Iran Regime Will Lose Its Internal and External Equilibrium, Approaching Overthrow
- Sunday, 08 January 2017 22:11
Iranian Opposition Hopeful Rafsanjani’s Death Will Hasten Regime’s End
Iranian President Hashemi Rafsanjani, who died Sunday aged 82, was linked in the latter years of his life “reformists” including current President Hasan Rouhani, but during his long career he was associated with some of the regime’s most controversial actions, including mass-casualty terror attacks and the assassinations of exiled dissidents, wrote Patrick Goodenough for cnsnews.com on January 8. The following is a part of this article.
Iranian media reported that Rafsanjani died in at Tehran's Shohada Hospital after a heart attack. Rouhani was seen visiting the hospital shortly before the news broke.
Rafsanjani played an outsized political and religious role in the life of the Islamic republic, serving as president from 1989-1997 (after a stint as parliamentary speaker), but also heading two of the regime’s most important institutions – the Assembly of Experts, an 88-member body of top religious scholars which nominates the supreme leader; and the Expediency Council, a body that advises the supreme leader.
He sought a return to the presidency in 2005, narrowly winning a six-way first round but losing in a runoff to “hardliner” Mahmoud Ahmadinejad. Rafsanjani become one of Ahmadinejad’s sharpest critics.
Over the last decade of his life he was often portrayed as a “pragmatist” or “moderate,” and the so-called “Rafsanjani-Rouhani bloc” backed reformers in elections last February for parliament and the Assembly of Experts. (Reformers made gains although hardliners continue to dominate both.)

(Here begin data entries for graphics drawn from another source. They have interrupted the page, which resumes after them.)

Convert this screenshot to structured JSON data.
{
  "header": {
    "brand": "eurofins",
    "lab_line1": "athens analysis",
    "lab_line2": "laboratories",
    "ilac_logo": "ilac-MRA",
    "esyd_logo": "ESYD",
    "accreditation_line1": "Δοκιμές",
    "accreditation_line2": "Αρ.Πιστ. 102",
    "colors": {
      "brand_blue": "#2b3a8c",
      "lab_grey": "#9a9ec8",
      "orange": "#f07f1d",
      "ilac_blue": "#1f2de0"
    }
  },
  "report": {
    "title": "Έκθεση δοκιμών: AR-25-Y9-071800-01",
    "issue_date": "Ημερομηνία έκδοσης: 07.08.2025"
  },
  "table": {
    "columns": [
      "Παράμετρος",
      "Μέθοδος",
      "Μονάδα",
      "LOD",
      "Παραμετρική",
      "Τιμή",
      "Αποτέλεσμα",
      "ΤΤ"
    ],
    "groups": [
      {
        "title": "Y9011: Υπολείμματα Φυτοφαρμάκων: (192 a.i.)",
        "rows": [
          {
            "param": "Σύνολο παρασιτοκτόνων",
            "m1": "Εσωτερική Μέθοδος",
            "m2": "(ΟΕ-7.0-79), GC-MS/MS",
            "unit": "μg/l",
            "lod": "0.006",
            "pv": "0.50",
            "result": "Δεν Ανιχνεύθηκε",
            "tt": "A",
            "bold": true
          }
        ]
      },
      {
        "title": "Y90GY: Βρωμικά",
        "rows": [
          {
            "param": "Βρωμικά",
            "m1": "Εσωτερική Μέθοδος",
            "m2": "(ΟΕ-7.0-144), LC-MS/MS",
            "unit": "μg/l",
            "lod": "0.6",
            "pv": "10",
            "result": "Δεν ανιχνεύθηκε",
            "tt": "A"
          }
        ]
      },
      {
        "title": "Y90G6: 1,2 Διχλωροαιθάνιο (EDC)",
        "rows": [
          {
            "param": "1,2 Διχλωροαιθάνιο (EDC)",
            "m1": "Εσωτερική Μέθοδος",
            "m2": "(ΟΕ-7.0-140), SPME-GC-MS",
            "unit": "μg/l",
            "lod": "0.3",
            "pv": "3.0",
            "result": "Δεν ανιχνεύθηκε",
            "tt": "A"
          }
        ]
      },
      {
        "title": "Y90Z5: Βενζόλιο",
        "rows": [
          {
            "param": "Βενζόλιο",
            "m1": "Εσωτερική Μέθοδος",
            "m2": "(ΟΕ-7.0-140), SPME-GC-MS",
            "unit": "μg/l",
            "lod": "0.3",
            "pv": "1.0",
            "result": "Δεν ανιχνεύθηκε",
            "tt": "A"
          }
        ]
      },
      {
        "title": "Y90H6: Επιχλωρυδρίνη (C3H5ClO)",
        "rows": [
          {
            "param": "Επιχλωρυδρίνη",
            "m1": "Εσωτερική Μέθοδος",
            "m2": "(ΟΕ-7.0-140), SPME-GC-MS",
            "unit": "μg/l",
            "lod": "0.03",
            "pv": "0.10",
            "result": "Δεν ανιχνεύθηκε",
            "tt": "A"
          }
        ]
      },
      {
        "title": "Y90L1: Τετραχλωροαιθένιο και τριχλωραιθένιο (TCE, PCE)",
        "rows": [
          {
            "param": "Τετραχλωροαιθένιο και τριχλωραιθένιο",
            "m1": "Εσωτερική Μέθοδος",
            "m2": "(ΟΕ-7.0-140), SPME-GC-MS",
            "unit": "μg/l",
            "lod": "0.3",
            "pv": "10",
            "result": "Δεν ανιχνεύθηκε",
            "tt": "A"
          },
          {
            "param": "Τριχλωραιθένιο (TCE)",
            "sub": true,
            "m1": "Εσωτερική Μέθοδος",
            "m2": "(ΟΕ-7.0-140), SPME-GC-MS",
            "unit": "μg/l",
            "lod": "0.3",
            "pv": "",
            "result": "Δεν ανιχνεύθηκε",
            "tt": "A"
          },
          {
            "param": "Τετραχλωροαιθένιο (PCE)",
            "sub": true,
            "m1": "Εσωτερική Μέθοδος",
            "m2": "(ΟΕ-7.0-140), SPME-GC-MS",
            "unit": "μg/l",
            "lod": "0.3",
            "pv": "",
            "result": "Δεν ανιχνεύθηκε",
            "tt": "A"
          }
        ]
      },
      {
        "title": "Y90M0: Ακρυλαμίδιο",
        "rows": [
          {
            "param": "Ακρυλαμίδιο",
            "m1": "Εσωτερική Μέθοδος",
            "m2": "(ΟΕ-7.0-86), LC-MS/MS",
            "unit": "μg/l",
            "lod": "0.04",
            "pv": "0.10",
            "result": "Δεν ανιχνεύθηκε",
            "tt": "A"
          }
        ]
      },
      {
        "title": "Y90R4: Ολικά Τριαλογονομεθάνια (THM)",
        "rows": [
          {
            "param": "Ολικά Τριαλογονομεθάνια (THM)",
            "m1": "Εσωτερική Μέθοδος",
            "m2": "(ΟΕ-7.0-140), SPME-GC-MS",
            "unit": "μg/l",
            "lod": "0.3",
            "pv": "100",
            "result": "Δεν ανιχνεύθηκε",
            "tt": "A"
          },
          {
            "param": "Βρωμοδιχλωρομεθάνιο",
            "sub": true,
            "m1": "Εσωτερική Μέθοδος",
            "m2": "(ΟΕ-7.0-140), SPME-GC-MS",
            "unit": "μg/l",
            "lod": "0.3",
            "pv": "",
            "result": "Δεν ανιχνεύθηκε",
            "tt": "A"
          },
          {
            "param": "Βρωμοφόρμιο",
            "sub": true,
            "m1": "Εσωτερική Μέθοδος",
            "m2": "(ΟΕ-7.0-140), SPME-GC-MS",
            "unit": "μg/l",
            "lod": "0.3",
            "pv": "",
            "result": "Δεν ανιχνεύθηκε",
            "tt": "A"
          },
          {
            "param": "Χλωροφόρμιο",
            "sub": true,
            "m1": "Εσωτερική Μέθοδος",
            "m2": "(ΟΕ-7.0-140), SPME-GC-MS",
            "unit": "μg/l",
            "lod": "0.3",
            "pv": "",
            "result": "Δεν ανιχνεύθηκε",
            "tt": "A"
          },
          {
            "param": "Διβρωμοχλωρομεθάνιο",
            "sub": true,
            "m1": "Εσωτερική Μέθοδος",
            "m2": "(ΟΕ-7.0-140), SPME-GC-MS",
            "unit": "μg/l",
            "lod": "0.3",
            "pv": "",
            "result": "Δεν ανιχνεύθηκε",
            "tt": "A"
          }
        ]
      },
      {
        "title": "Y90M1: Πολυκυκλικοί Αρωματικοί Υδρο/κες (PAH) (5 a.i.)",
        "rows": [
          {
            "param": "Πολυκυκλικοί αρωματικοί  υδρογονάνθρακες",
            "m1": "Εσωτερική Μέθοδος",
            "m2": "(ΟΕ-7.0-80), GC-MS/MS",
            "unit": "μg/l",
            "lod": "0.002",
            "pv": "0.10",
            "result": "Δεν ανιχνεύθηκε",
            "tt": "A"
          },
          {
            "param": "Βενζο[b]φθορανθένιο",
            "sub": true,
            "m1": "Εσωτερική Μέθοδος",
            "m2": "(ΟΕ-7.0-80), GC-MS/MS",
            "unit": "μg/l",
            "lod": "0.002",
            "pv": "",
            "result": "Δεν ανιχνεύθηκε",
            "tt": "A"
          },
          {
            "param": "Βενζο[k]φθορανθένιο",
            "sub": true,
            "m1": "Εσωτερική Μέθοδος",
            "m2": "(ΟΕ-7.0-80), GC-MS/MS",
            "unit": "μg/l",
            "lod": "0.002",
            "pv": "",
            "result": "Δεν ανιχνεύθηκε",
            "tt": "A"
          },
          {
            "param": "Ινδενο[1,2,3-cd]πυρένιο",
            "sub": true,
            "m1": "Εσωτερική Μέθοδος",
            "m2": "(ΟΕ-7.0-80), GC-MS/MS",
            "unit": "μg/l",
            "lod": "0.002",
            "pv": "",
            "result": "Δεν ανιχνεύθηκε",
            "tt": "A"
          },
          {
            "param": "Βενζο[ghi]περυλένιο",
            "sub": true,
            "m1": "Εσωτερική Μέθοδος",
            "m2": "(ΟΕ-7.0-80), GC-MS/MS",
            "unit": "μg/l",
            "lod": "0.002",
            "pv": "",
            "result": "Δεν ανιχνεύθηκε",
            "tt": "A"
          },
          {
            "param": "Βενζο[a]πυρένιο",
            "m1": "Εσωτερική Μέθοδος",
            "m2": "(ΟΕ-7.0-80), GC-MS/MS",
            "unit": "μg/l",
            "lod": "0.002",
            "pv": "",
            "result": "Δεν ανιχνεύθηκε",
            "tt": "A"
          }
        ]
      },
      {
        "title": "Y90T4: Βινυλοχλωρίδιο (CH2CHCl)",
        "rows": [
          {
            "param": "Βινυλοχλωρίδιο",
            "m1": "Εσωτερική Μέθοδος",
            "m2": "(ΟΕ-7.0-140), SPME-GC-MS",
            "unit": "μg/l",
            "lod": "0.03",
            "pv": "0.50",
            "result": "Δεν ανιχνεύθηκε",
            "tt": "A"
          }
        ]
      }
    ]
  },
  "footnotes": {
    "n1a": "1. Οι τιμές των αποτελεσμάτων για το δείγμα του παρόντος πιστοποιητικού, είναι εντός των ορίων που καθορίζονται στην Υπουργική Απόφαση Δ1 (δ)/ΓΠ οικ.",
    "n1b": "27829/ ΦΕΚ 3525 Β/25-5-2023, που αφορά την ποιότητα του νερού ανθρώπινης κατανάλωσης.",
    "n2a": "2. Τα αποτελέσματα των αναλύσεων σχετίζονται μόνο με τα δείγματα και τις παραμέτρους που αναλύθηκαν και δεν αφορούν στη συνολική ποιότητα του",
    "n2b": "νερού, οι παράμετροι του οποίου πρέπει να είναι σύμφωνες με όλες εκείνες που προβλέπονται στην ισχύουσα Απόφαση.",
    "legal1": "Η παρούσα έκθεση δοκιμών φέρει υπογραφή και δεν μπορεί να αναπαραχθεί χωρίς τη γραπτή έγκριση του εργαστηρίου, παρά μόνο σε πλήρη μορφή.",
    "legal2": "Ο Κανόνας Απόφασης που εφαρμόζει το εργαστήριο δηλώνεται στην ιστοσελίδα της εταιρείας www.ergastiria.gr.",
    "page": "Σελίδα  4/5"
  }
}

With Rouhani running for another presidential term in elections in May this year, the loss of the influential Rafsanjani will be seen as a setback to the incumbent.
For the exiled National Council of Resistance of Iran (NCRI), however, Rafsanjani’s death spells the removal of a pillar of a regime which it hopes to see defeated altogether.
NCRI leader Maryam Rajavi described his death as the collapse of “one of the two pillars and key to the equilibrium of the religious fascism ruling Iran.”
“Rafsanjani, who had always been the regime's number two, acted as its balancing factor and played a decisive role in its preservation. Now, the regime will lose its internal and external equilibrium,” she said in a statement that also referred to the “approaching overthrow” of the clerical regime.
Rajavi said Rafsanjani had over the 38 years since the Iranian revolution “played a critical role in suppression at home and export of terrorism abroad as well as in the quest to acquire nuclear weapons.”
In 2006, Rafsanjani was implicated by Argentinian investigators in one of the deadliest instances of Iranian terrorism abroad – a 1994 suicide truck bombing of the AMIA Jewish community center in Buenos Aires, in which 85 people were killed.
The investigators accused Iran of instructing its Lebanese proxy, Hezbollah, to carry out the bombing. They issued arrest warrants for Rafsanjani, seven other senior Iranians, and a Lebanese national, Hezbollah terrorist chief Imad Mughniyah.
At Argentina’s request, Interpol then issued red notices – the organization’s equivalent of arrest warrants – for five of the Iranians and Mughniyah. On legal advice, however, Interpol declined to issue red notices for Rafsanjani and two others named – former foreign minister Ali Akbar Velayati, and Iran’s ambassador to Argentina at the time of the bombing, Hadi Soleimanpour. They remain wanted by Argentina.
Rafsanjani was also accused of ordering while president the killings of prominent dissidents abroad, including the assassination in 1992 of four Iranian Kurdish dissidents in a Berlin restaurant called Mykonos.
A German court in 1997 ruled that the Iranian regime was directly responsible for the Mykonos killings, a finding which the State Department said at the time provided further proof that Iran was a terrorist state.